After this, Martin lost track of who said what; he only listened, he only watched, trying to make sense out of everything, trying to find a rational explanation; finding none, he could only accept what his senses dictated was real.
“‘An old magic man and his apprentice tear at one another until they are nothing more than slick bones that soon clatter to the floor in a heap. But the magic that has oozed and squirted from both of them covers the wooden soldier mask. The mask comes fully alive and swallows the magic. It grows a body with giant, powerful limbs and terrible wings. It rises up and shrieks into the darkness. The darkness is afraid for a moment, and cowers back. The mask opens its mouth and takes a bite out of the darkness, leaving a bright, golden hole in the night. The mask smiles, for it has the power of both an old magic man and his apprentice. It can do anything it wants.
“‘It unfurls its terrible wings and takes flight, soaring higher and higher, looking down upon all the wondrous things that have been revealed by the golden light spilling from the hole in the darkness. But, suddenly, it smacks its head into something and comes crashing down. Angered, it again takes flight, and again is knocked back down.
“‘“Why is this happening?” it cries out.
“‘“Where, exactly, do you think you are?” asks a distant voice.

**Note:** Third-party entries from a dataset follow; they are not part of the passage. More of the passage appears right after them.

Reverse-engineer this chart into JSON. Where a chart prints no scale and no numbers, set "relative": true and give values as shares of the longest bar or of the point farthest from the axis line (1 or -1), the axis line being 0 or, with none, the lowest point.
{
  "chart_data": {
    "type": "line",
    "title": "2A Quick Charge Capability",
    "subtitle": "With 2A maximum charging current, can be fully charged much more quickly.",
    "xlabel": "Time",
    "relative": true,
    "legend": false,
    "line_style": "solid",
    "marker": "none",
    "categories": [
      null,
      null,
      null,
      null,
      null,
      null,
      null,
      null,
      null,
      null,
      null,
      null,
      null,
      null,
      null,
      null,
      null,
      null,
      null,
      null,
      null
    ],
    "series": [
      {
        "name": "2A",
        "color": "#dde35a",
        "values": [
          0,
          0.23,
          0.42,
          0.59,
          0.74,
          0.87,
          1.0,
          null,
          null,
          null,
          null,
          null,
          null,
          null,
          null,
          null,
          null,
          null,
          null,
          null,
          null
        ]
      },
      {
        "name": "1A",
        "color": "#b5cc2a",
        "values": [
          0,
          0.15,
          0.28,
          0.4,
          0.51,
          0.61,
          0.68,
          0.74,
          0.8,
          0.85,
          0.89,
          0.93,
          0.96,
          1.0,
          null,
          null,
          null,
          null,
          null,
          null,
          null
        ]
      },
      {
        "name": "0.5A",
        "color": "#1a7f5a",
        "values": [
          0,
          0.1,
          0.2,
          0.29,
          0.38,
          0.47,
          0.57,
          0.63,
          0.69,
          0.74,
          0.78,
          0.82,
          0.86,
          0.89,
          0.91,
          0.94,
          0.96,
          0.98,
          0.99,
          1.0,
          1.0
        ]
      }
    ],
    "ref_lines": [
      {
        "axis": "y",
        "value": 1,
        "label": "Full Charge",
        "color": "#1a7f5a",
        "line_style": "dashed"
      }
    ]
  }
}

“‘And the mask cries, “Show yourself!”’
“‘“You’re only as powerful as I think you are,” says the voice. “Never forget that.” “‘The mask flies up again and rams into the invisible barrier—but this time does not come crashing back down. “‘And, suddenly, it knows where it is, and to whom the voice belongs. “‘“I’m inside your head, aren’t it?” “‘“And here you’ll stay,” says the painter. “I may be ill, but I’m not so weak as to let you devour all my dreams.” “‘“We’ll see about that,” says the mask.
“‘And it remains there to this day, trapped inside the head of a painter who once dreamed a dream of a magic man and his young apprentice.

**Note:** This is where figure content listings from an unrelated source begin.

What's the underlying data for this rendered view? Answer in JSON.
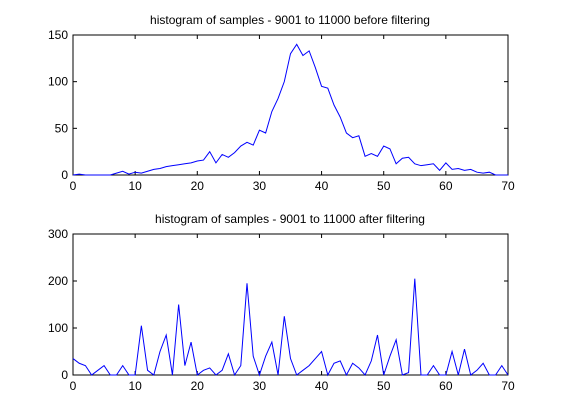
{
  "chart_data": [
    {
      "type": "line",
      "title": "histogram of samples - 9001 to 11000 before filtering",
      "xlabel": "",
      "ylabel": "",
      "xlim": [
        0,
        70
      ],
      "ylim": [
        0,
        150
      ],
      "xticks": [
        "0",
        "10",
        "20",
        "30",
        "40",
        "50",
        "60",
        "70"
      ],
      "yticks": [
        "0",
        "50",
        "100",
        "150"
      ],
      "grid": false,
      "line_color": "#0000ff",
      "series": [
        {
          "x": [
            0,
            1,
            2,
            3,
            4,
            5,
            6,
            7,
            8,
            9,
            10,
            11,
            12,
            13,
            14,
            15,
            16,
            17,
            18,
            19,
            20,
            21,
            22,
            23,
            24,
            25,
            26,
            27,
            28,
            29,
            30,
            31,
            32,
            33,
            34,
            35,
            36,
            37,
            38,
            39,
            40,
            41,
            42,
            43,
            44,
            45,
            46,
            47,
            48,
            49,
            50,
            51,
            52,
            53,
            54,
            55,
            56,
            57,
            58,
            59,
            60,
            61,
            62,
            63,
            64,
            65,
            66,
            67,
            68,
            69,
            70
          ],
          "y": [
            0,
            1,
            0,
            0,
            0,
            0,
            0,
            2,
            4,
            1,
            3,
            2,
            4,
            6,
            7,
            9,
            10,
            11,
            12,
            13,
            15,
            16,
            25,
            13,
            22,
            19,
            24,
            31,
            35,
            32,
            48,
            45,
            68,
            82,
            100,
            130,
            140,
            128,
            133,
            115,
            95,
            93,
            75,
            62,
            45,
            40,
            42,
            20,
            23,
            20,
            31,
            28,
            12,
            18,
            19,
            12,
            10,
            11,
            12,
            5,
            13,
            6,
            7,
            5,
            6,
            3,
            2,
            3,
            0,
            0,
            0
          ]
        }
      ]
    },
    {
      "type": "line",
      "title": "histogram of samples - 9001 to 11000 after filtering",
      "xlabel": "",
      "ylabel": "",
      "xlim": [
        0,
        70
      ],
      "ylim": [
        0,
        300
      ],
      "xticks": [
        "0",
        "10",
        "20",
        "30",
        "40",
        "50",
        "60",
        "70"
      ],
      "yticks": [
        "0",
        "100",
        "200",
        "300"
      ],
      "grid": false,
      "line_color": "#0000ff",
      "series": [
        {
          "x": [
            0,
            1,
            2,
            3,
            4,
            5,
            6,
            7,
            8,
            9,
            10,
            11,
            12,
            13,
            14,
            15,
            16,
            17,
            18,
            19,
            20,
            21,
            22,
            23,
            24,
            25,
            26,
            27,
            28,
            29,
            30,
            31,
            32,
            33,
            34,
            35,
            36,
            37,
            38,
            39,
            40,
            41,
            42,
            43,
            44,
            45,
            46,
            47,
            48,
            49,
            50,
            51,
            52,
            53,
            54,
            55,
            56,
            57,
            58,
            59,
            60,
            61,
            62,
            63,
            64,
            65,
            66,
            67,
            68,
            69,
            70
          ],
          "y": [
            35,
            25,
            20,
            0,
            10,
            20,
            0,
            0,
            20,
            0,
            0,
            105,
            10,
            0,
            50,
            85,
            0,
            150,
            20,
            70,
            0,
            10,
            15,
            0,
            10,
            45,
            0,
            20,
            195,
            40,
            0,
            40,
            70,
            0,
            125,
            35,
            0,
            10,
            20,
            35,
            50,
            0,
            25,
            30,
            0,
            25,
            15,
            0,
            30,
            85,
            0,
            40,
            75,
            0,
            5,
            205,
            0,
            0,
            20,
            0,
            0,
            50,
            0,
            55,
            0,
            10,
            25,
            0,
            0,
            20,
            0
          ]
        }
      ]
    }
  ]
}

“‘But the mask has changed, has grown more powerful as the painter grows more ill. It is stuffing itself—gorging itself—on his dreams, his images, his ideas and memories . . .
“‘Most of all, his memories . . .
“‘They say it waits for the day when the painter can fight it no longer, and it will tear through his skull and devour the world you know . . . “‘Swallow it whole . . . “‘It has given itself a name . . . “‘“Call me Gash,” it says to the darkness . . .

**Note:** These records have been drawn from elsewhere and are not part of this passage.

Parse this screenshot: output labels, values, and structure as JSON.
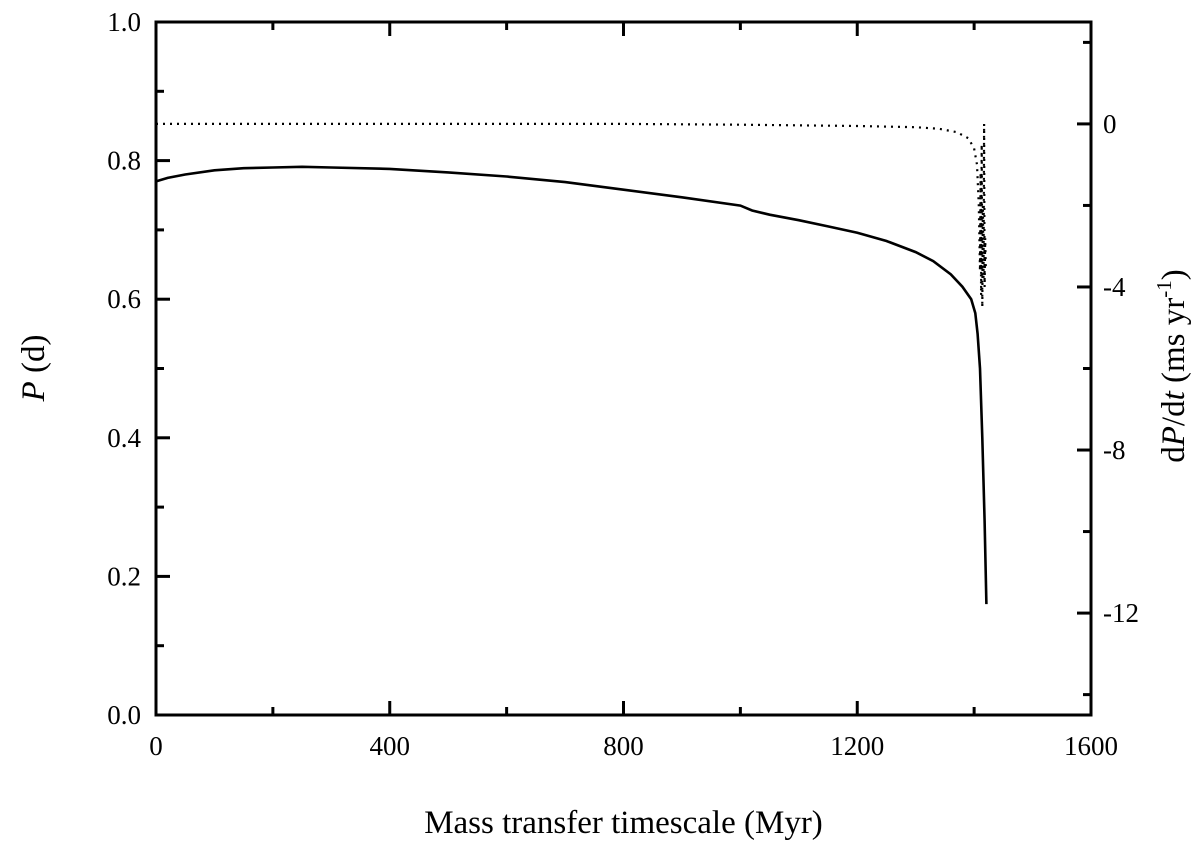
{
  "chart_data": {
    "type": "line",
    "title": "",
    "xlabel": "Mass transfer timescale (Myr)",
    "ylabel": {
      "italic": "P",
      "rest": " (d)"
    },
    "y2label": {
      "pre": "d",
      "italic1": "P",
      "mid": "/d",
      "italic2": "t",
      "post": " (ms yr",
      "sup": "-1",
      "end": ")"
    },
    "xlim": [
      0,
      1600
    ],
    "ylim": [
      0,
      1.0
    ],
    "y2lim": [
      -14.5,
      2.5
    ],
    "x_ticks": [
      "0",
      "400",
      "800",
      "1200",
      "1600"
    ],
    "y_ticks": [
      "0.0",
      "0.2",
      "0.4",
      "0.6",
      "0.8",
      "1.0"
    ],
    "y2_ticks": [
      "0",
      "-4",
      "-8",
      "-12"
    ],
    "grid": false,
    "legend": "none",
    "series": [
      {
        "axis": "left",
        "style": "solid",
        "x": [
          0,
          20,
          50,
          100,
          150,
          200,
          250,
          300,
          400,
          500,
          600,
          700,
          800,
          900,
          1000,
          1020,
          1050,
          1100,
          1150,
          1200,
          1250,
          1300,
          1330,
          1360,
          1380,
          1395,
          1402,
          1406,
          1410,
          1414,
          1418,
          1421
        ],
        "y": [
          0.77,
          0.775,
          0.78,
          0.786,
          0.789,
          0.79,
          0.791,
          0.79,
          0.788,
          0.783,
          0.777,
          0.769,
          0.758,
          0.747,
          0.735,
          0.728,
          0.722,
          0.714,
          0.705,
          0.696,
          0.684,
          0.668,
          0.655,
          0.636,
          0.618,
          0.6,
          0.58,
          0.55,
          0.5,
          0.4,
          0.28,
          0.16
        ]
      },
      {
        "axis": "right",
        "style": "dotted",
        "x": [
          0,
          200,
          400,
          600,
          800,
          1000,
          1200,
          1300,
          1340,
          1370,
          1390,
          1400,
          1405,
          1408,
          1410,
          1411,
          1412,
          1413,
          1414,
          1415,
          1416,
          1417,
          1418,
          1419,
          1420
        ],
        "y": [
          0.0,
          0.0,
          0.0,
          0.0,
          0.0,
          -0.02,
          -0.05,
          -0.08,
          -0.12,
          -0.2,
          -0.35,
          -0.6,
          -1.0,
          -2.0,
          -3.6,
          -1.2,
          -4.2,
          -0.5,
          -4.5,
          -2.0,
          -3.8,
          0.0,
          -4.0,
          -2.8,
          -3.5
        ]
      }
    ]
  }
}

“‘Gash is the destroyer of all things wondrous, the eater of wishes, the mangler of joy, the killer of spirit, the ruiner of hope, the deformer of memories . . . “‘Magic never dies . . . but magic men do . . . . “‘And there is nothing so dangerous as the mad orphan called abandoned magic.’” The three actors looked at one another, then nodded.
March crushed out his cigarette, lit another. “You know Gash by another name. One you should be familiar with, seeing as how he killed your grandmother, and how your mother was always worried he’d eventually get her, as well.”
Martin opened his mouth to speak, but then Harold Russell shook his hooks and hissed, “Someone’s coming!”
Wendy stumbled into the main area and fell into the easy chair opposite Martin’s. Her face was flushed and her eyes glazed. She looked right at Martin, not seeing him, then stared at the television where March, Andrews, and Russell were saying their good-byes, promising each other that they’d get together again very soon.
“I hate these old fuckin’ movies,” Wendy said to no one in particular. “Why didn’t they make ‘em in color, anyway? Fuckin’ fuck-brains . . . .”
Martin laced his hands into a single, ten-fingered, white-knuckled fist and pressed it into his lap, rocking back and forth.
You know Gash by a different name . . .
That he did.
(Mom in the kitchen, looking around for a favorite sauce spoon: “I can’t seem to keep track of anything these days . . . must be losing my mind or coming down with—”)
The eater of wishes, the mangler of joy, the deformer of memories . . .
Alzheimer’s disease.
Saying nothing to anyone, Martin went back to his room, closed the door, and sat on his bed staring at the watercolors until Bernard came a-pummeling to announce lunch.